Nov 09, 2005 16:37
so it's been a little while or a long while since a real update. um. things are good. good and pretty calm for the moment. which is a much needed state. i feel as though i have overextended myself this semester especially socially/emotionally. too much too fast. i didn't put everything into what developed. i got my feelings hurt but i hurt someone else's feelings and that sucks. this whole scene, this casual love that we can just put ourselves into is extremely draining. perhaps living for the moment really isn't what it is supposed to be all about which is what i've lived by for awhile. moments of intenseness are somewhat fulfilling, but in the long run as much as we want the past to be dead and gone, it lives. it lives in your movements, conversations, decisions. sometimes it's a haunting feeling, sometimes a comforting one. nevertheless it's a feeling in your chest without reservation or consideration for the here and now, for what you want to experience now. it lingers and grabs at me. and recently just holds me here staring behind instead of ahead. sometimes i forget how to live.

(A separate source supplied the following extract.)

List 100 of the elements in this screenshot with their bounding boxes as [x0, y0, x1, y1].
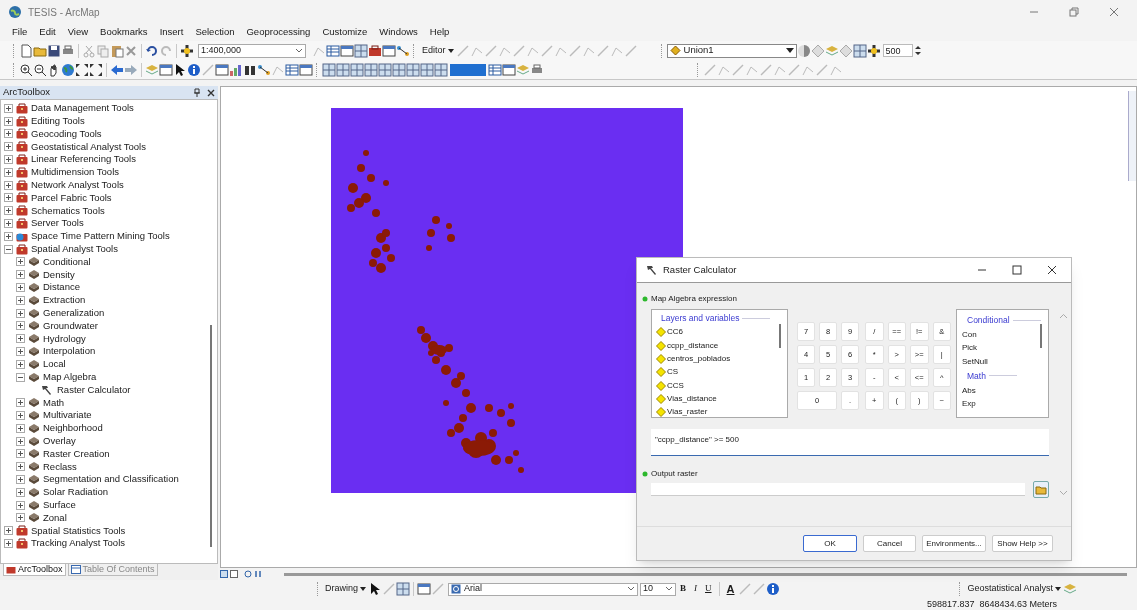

but after i went to the amnesty conference, it was like an amazing revelation. how can i sit here and be so fucking selfish and whine about how my love life and academic life are failing when people don't even have the choice in some places to love and be educated? i used to have that mentality all the time. i was aware of my fortune of choice last year and i was a content person, serene and concerned with worldly issues and critical of those of us who didn't recognize our fortunes. but this year i've gotten so caught up in myself and men and the physical/material world that i have neglected my true interests which are other people and the philosophical questions and figuring out how i am going to lead a life that i can be proud of. or maybe not a life i am proud of, but one that is not wasted. one that serves the common good. one that forgoes the self and reaches to those who are in need and have no voice.
well that's a lot to think about. so much to say.